The 90s were a time of new technology, era-defining fashion, and an embrace of patterns and textures. This was never as prevalent as it was in the area of home decor and design.
This decade was a pivotal time in home design, as it seemed to blend some of the trends from the 80s that carried over with visions for the future — from a rise in floral patterns to combining indoor and outdoor living features.
This article is a look back at a nostalgic time in the industry, highlighting the trends that made up this decade — many of which are even making a comeback in the present day. For now, let’s go back into the past.
Classic Bay Windows
Bay windows were designed to elevate living spaces by opening up the exterior view and admitting an excess of light. The best window suppliers will tell you that this window design was a staple in homes in the 90s — for the charm and versatility they added to living spaces.
The Allure of Wallpaper
Wallpaper was a defining element of the 90s. In many homes, you would find a wide range of colors and patterns that would dawn several walls in one home. Colors would often vary from muted neutral tones like beiges and browns, while patterns could range from floral to geometric shapes.

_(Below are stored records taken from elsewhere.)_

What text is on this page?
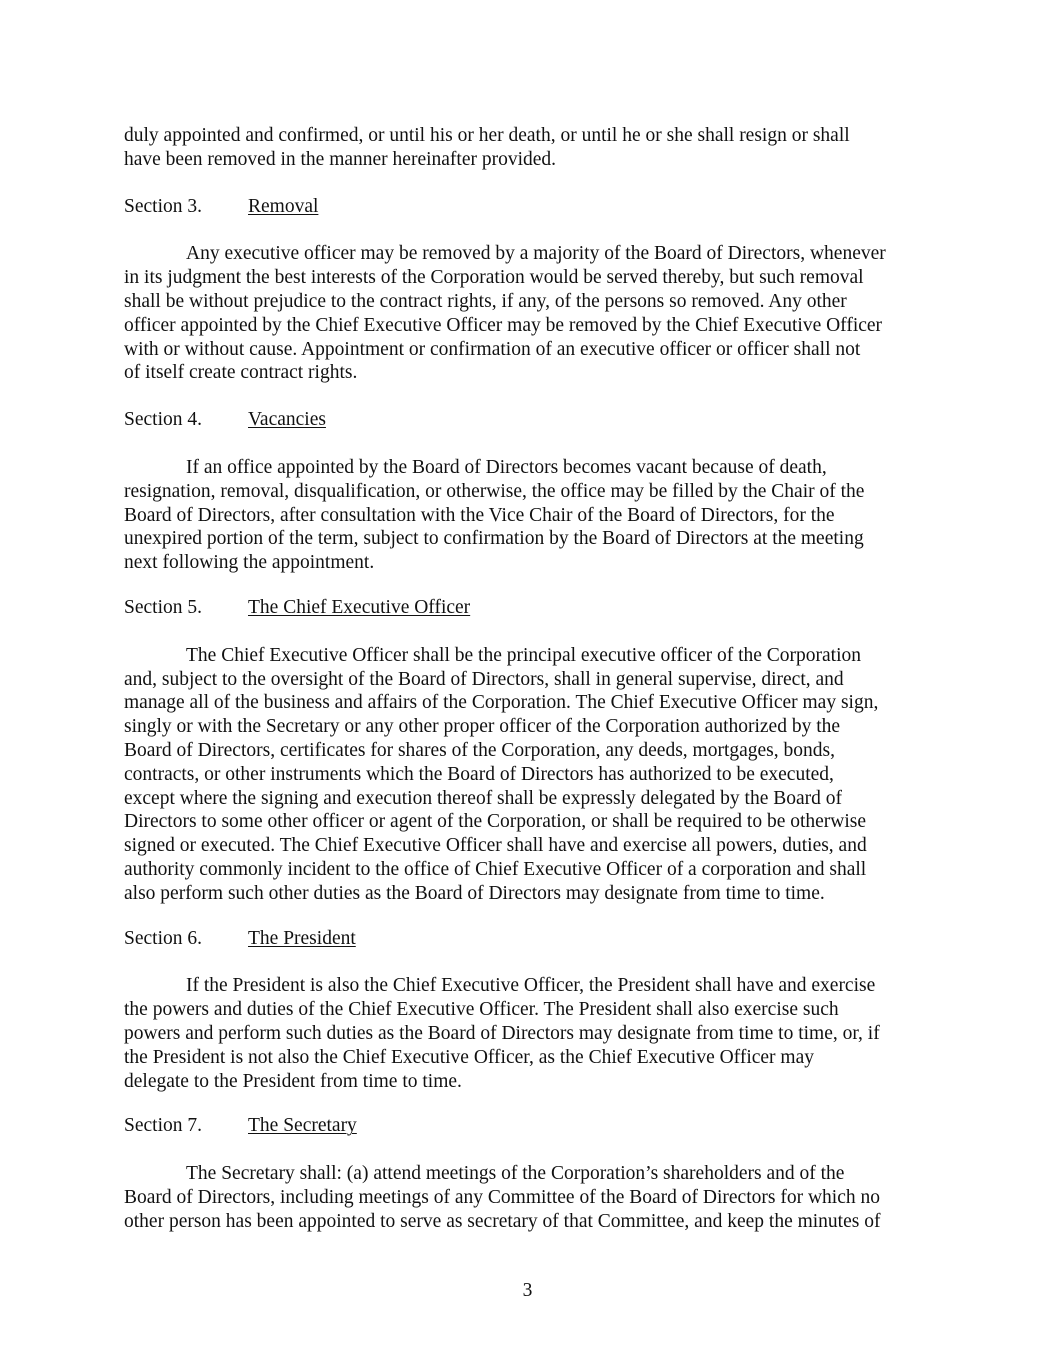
duly appointed and confirmed, or until his or her death, or until he or she shall resign or shall
have been removed in the manner hereinafter provided.

Section 3.	Removal

Any executive officer may be removed by a majority of the Board of Directors, whenever
in its judgment the best interests of the Corporation would be served thereby, but such removal
shall be without prejudice to the contract rights, if any, of the persons so removed. Any other
officer appointed by the Chief Executive Officer may be removed by the Chief Executive Officer
with or without cause. Appointment or confirmation of an executive officer or officer shall not
of itself create contract rights.

Section 4.	Vacancies

If an office appointed by the Board of Directors becomes vacant because of death,
resignation, removal, disqualification, or otherwise, the office may be filled by the Chair of the
Board of Directors, after consultation with the Vice Chair of the Board of Directors, for the
unexpired portion of the term, subject to confirmation by the Board of Directors at the meeting
next following the appointment.

Section 5.	The Chief Executive Officer

The Chief Executive Officer shall be the principal executive officer of the Corporation
and, subject to the oversight of the Board of Directors, shall in general supervise, direct, and
manage all of the business and affairs of the Corporation. The Chief Executive Officer may sign,
singly or with the Secretary or any other proper officer of the Corporation authorized by the
Board of Directors, certificates for shares of the Corporation, any deeds, mortgages, bonds,
contracts, or other instruments which the Board of Directors has authorized to be executed,
except where the signing and execution thereof shall be expressly delegated by the Board of
Directors to some other officer or agent of the Corporation, or shall be required to be otherwise
signed or executed. The Chief Executive Officer shall have and exercise all powers, duties, and
authority commonly incident to the office of Chief Executive Officer of a corporation and shall
also perform such other duties as the Board of Directors may designate from time to time.

Section 6.	The President

If the President is also the Chief Executive Officer, the President shall have and exercise
the powers and duties of the Chief Executive Officer. The President shall also exercise such
powers and perform such duties as the Board of Directors may designate from time to time, or, if
the President is not also the Chief Executive Officer, as the Chief Executive Officer may
delegate to the President from time to time.

Section 7.	The Secretary

The Secretary shall: (a) attend meetings of the Corporation’s shareholders and of the
Board of Directors, including meetings of any Committee of the Board of Directors for which no
other person has been appointed to serve as secretary of that Committee, and keep the minutes of

3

Wallpaper was at its peak popularity in the 90s and is seeing a resurgence in today’s home designs — however, there is a difference in the color vibrancies and patterns, with today’s designs often favoring contemporary themes.
Iconic Entertainment Centers
In the 90s, entertainment was everywhere. The rise in VHS films and CDs gave homeowners the chance to turn their living spaces and basements into entertainment centers that could act as a gathering space for families.
Large, wooden entertainment centers would often take up entire walls — with the television as the focal point and compartments for VHS players, CDs, and to display picture frames and other home decor pieces.
Houseplants and Indoor Gardens
Today, it’s not uncommon to find homes covered in plants of various sizes — but back in the 1990s, this was a new phenomenon. The popularity of indoor gardening and houseplants became prominent in this decade, with many homeowners understanding how the greenery added life and vibrancy to their interiors.
Bringing the outdoors in not only added some warmth to an indoor space, it also gave a sense of calm and created inviting spaces — which is now something that can be seen in modern homes.
In the 90s, the home design industry saw a new trend rise in popularity — minimalism. This was a drastic change from the bold and eclectic trends that previously defined this decade. Homeowners and designers were drawn to simplicity, clean lines, and a focus on essential elements. Residential interiors took on neutral color palettes, clean and organized spaces, and a “less is more” approach.
Minimalist furniture, defined by sleek shapes and an understated look, took over. The idea behind this movement was to create tranquil and calming environments which would promote a sense of serenity within the home. As this trend gained popularity, it became a counterbalance to the vibrant and extravagant styles previously seen in homes across the country — making a significant impact on the overall design style of the 90s.
Rise in Technology
In the 90s, a significant milestone took place in the form of technological advancements. This was particularly prevalent with the introduction of home computers. As home computers became more accessible and affordable, many households embraced this new wave of technology. Home offices and dedicated computer spaces became more common, which reflected the integration of technology into everyday life.
Interior designers then had to adapt to this tech-friendly lifestyle by incorporating unique storage solutions for their clients’ electronics, such as built-in desk nooks and cable management systems. The introduction of the home computer also influenced furniture design, including ergonomic chairs and computer desks.
The 90s were also a part of the “smart home” trend, which included automation systems for lighting and temperature control. This would then set the stage for the impact on future home design, which we see in today’s contemporary homes.
The 90s had a tremendous influence on several industries, one of the most prominent being home design. In homes across the country, you would often find these standout features dawning living rooms, bedrooms, and basements. This lookback into one of the most eclectic decades can act as an inspiration for designers in the present day — as a way to incorporate patterns, colors, and textures into more modern designs.